Ci sono storie che fanno bene al cuore, di quelle che a leggerle piantano qualche seme di speranza in mezzo a notizie che parlano di morti, virus, soldi e problemi. Una di queste è la storia bella di Chris Nikic, un ragazzo americano di 21 anni che è riuscito a coronare il suo sogno: tagliare il traguardo della Ironman, la gara più massacrante che esista, quella riservata a gente davvero tosta, allenata, testarda e forte come una quercia.

L’Ironman, tanto per rinfrescare la memoria, è una disciplina endurance fra più difficili e impegnative: comprende una prima parte a nuoto, pari a 3,86 km, una seconda in bici da 180 km e per finire una maratona completa: 42,1895 km. Una dopo l’altra, senza mai mollare, con un limite massimo di 17 ore per completare tutto. Chris Nikic ce l’ha fatta, e già questa sarebbe una notizia, ma ha una valore addirittura doppio, perché Chris è un ragazzo affetto da sindrome di Down, il primo a completare il traguardo restando al di sotto delle 17 ore.

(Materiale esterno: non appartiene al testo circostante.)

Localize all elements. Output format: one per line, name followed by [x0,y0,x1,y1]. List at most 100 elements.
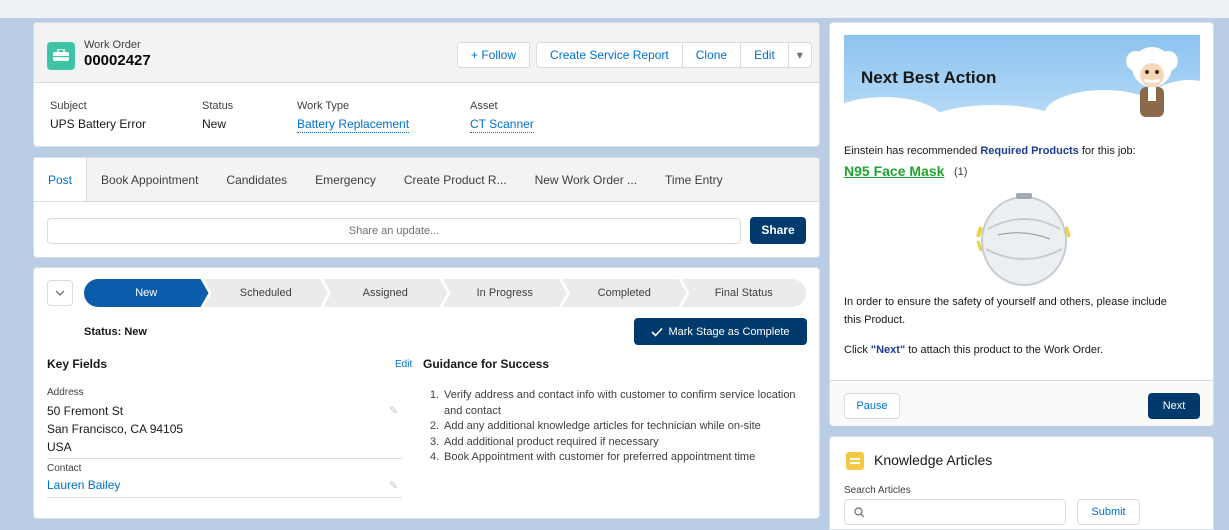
work-order-icon [47,42,75,70]
page-top-band [0,0,1229,18]
guidance-list: 1. Verify address and contact info with c… [430,388,800,466]
tab-emergency[interactable]: Emergency [301,158,390,201]
field-value: New [202,117,227,131]
pencil-icon[interactable]: ✎ [389,404,398,417]
contact-link[interactable]: Lauren Bailey [47,478,402,492]
tab-new-work-order[interactable]: New Work Order ... [521,158,651,201]
nba-intro-highlight: Required Products [980,145,1079,157]
nba-next-instruction: Click "Next" to attach this product to t… [844,344,1103,356]
list-text: Verify address and contact info with cus… [444,389,796,417]
recommended-product-link[interactable]: N95 Face Mask [844,163,944,179]
nba-title: Next Best Action [861,68,997,87]
tab-create-product-request[interactable]: Create Product R... [390,158,521,201]
contact-label: Contact [47,463,82,474]
pause-button[interactable]: Pause [844,393,900,419]
tab-post[interactable]: Post [34,158,88,201]
publisher-tabs: Post Book Appointment Candidates Emergen… [34,158,819,202]
knowledge-icon [846,452,864,470]
field-subject: Subject UPS Battery Error [50,100,146,131]
chevron-down-icon: ▾ [796,48,803,62]
list-item: 3. Add additional product required if nec… [430,435,800,451]
stage-scheduled[interactable]: Scheduled [204,279,329,307]
work-type-link[interactable]: Battery Replacement [297,117,410,133]
nba-body-text: In order to ensure the safety of yoursel… [844,296,1167,326]
list-text: Add any additional knowledge articles fo… [444,420,761,432]
list-item: 1. Verify address and contact info with c… [430,388,800,419]
stage-new[interactable]: New [84,279,209,307]
knowledge-title: Knowledge Articles [874,452,993,468]
search-articles-input[interactable] [844,499,1066,525]
nba-next-suffix: to attach this product to the Work Order… [905,344,1104,356]
address-field: Address 50 Fremont St San Francisco, CA … [47,387,402,456]
key-fields-edit-link[interactable]: Edit [395,359,412,370]
stage-final-status[interactable]: Final Status [681,279,806,307]
nba-banner: Next Best Action [844,35,1200,122]
chevron-down-icon [55,290,65,296]
field-label: Status [202,100,234,112]
product-quantity: (1) [954,166,968,178]
header-bar: Work Order 00002427 + Follow Create Serv… [34,23,819,83]
check-icon [651,327,664,337]
address-label: Address [47,387,84,398]
next-button[interactable]: Next [1148,393,1200,419]
nba-footer: Pause Next [830,380,1213,426]
list-item: 2. Add any additional knowledge articles … [430,419,800,435]
path-component: New Scheduled Assigned In Progress Compl… [33,267,820,519]
feed-publisher: Post Book Appointment Candidates Emergen… [33,157,820,258]
tab-candidates[interactable]: Candidates [212,158,301,201]
tab-book-appointment[interactable]: Book Appointment [87,158,212,201]
address-line: USA [47,440,72,454]
nba-intro-suffix: for this job: [1078,145,1136,157]
nba-next-prefix: Click [844,344,871,356]
asset-link[interactable]: CT Scanner [470,117,534,133]
field-status: Status New [202,100,233,131]
list-text: Add additional product required if neces… [444,435,659,448]
einstein-mascot-icon [1126,47,1178,117]
address-line: San Francisco, CA 94105 [47,422,184,436]
tab-time-entry[interactable]: Time Entry [651,158,737,201]
field-label: Asset [470,100,498,112]
path-collapse-toggle[interactable] [47,280,73,306]
field-work-type: Work Type Battery Replacement [297,100,410,133]
contact-field: Contact Lauren Bailey [47,463,402,492]
nba-next-highlight: "Next" [870,344,906,356]
work-order-header: Work Order 00002427 + Follow Create Serv… [33,22,820,147]
field-value: UPS Battery Error [50,117,147,131]
stage-assigned[interactable]: Assigned [323,279,448,307]
list-number: 3. [430,435,440,448]
mark-stage-complete-button[interactable]: Mark Stage as Complete [634,318,807,345]
search-icon [854,507,865,518]
share-update-input[interactable]: Share an update... [47,218,741,244]
search-articles-label: Search Articles [844,485,911,496]
divider [47,497,402,498]
button-label: Mark Stage as Complete [668,325,790,338]
clone-button[interactable]: Clone [682,42,742,68]
edit-button[interactable]: Edit [741,42,789,68]
record-title: 00002427 [84,52,151,69]
field-label: Subject [50,100,87,112]
share-button[interactable]: Share [750,217,806,244]
list-number: 2. [430,420,440,432]
create-service-report-button[interactable]: Create Service Report [536,42,683,68]
current-status: Status: New [84,326,147,338]
knowledge-articles-card: Knowledge Articles Search Articles Submi… [829,436,1214,530]
pencil-icon[interactable]: ✎ [389,479,398,492]
address-line: 50 Fremont St [47,404,124,418]
face-mask-image [976,193,1071,286]
follow-button[interactable]: + Follow [457,42,531,68]
header-actions: + Follow Create Service Report Clone Edi… [457,42,812,68]
list-text: Book Appointment with customer for prefe… [444,451,756,463]
next-best-action-card: Next Best Action Einstein has recommende… [829,22,1214,426]
divider [47,458,402,459]
stage-in-progress[interactable]: In Progress [443,279,568,307]
more-actions-button[interactable]: ▾ [788,42,812,68]
guidance-title: Guidance for Success [423,357,550,371]
path-stages: New Scheduled Assigned In Progress Compl… [84,279,806,307]
nba-intro: Einstein has recommended Required Produc… [844,145,1136,157]
list-item: 4. Book Appointment with customer for pre… [430,450,800,466]
cloud-shape [924,105,1064,122]
submit-button[interactable]: Submit [1077,499,1140,525]
nba-intro-prefix: Einstein has recommended [844,145,981,157]
field-asset: Asset CT Scanner [470,100,534,133]
stage-completed[interactable]: Completed [562,279,687,307]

Chris ha tagliato il traguardo che vale una vita a Panama City Beach, in Florida, dopo aver superato stanchezza, difficoltà, infortuni e piccoli incidenti che comunque non sono riusciti a fermarlo. Con il numero 101 sul petto, Chris liquida la prima parte, il nuoto, con 1:54’39”, inforca la sua bici e malgrado una caduta che gli procura una ferita al ginocchio chiude la pedalata in 8 ore, 12 minuti e 37 secondi. E manda in archivio anche i 42,5 km della maratona in 6 ore, 18 minuti e 48 secondi: taglia il traguardo con 2.809 punti e un tempo complessivo di 16 ore, 46 minuti e 09 secondi.

“Un traguardo che serve a dimostrare che si può vivere una vita di inclusione e normalità, oltre ad essere un esempio per chi affronta ogni giorno tante difficoltà, dimostrando che nessun obiettivo è così lontano e irraggiungibile”.

Il traguardo di Chris non racchiude solo le difficoltà che un atleta può incontrare durante la gara: è la vittoria contro un destino che ha iniziato ad accanirsi su di lui quando aveva appena 5 mesi e l’ha costretto a subire un delicato intervento al cuore. Ha 4 anni quando inizia a camminare, ma perde facilmente l’equilibrio e fatica anche a mangiare e deglutire: nessuno, allora, avrebbe potuto neanche immaginare di vederlo un giorno ai nastri di partenza di una gara, qualsiasi fosse.

Invece, nella sua esistenza, Chris incontra la Special Olympics, un’associazione benefica americana che si occupa di avvicinare al gioco e allo sport i ragazzi disabili. Fra tutte le discipline che prova, il Triathlon diventa quella che fa innamorare Chris Nikic: ha 16 anni, inizia ad allenarsi con costanza almeno 30 ore a settimana, obbligandosi a migliorare di almeno l’1% ogni giorno. E crescendo diventa forte, sicuro e potente, così tanto da vincere 6 Triathlon Sprint e un Triathlon Olimpico. Quando basta per sentirsi autorizzato a sognare l’Ironman.

A fine gara, la dedica di Chris è andata alla mamma, la sua prima tifosa: “Era troppo malata per venire all’Ironman, ma oggi è una giornata speciale perché le avevo promesso una medaglia. Grazie mamma per i 18 anni di terapie, e per tutte le volte in cui mi hai portato dal dottore per curare le ferite che mi procuravo negli allenamenti. Ora ho bisogno di una moglie speciale e straordinaria come ha saputo essere mia mamma”.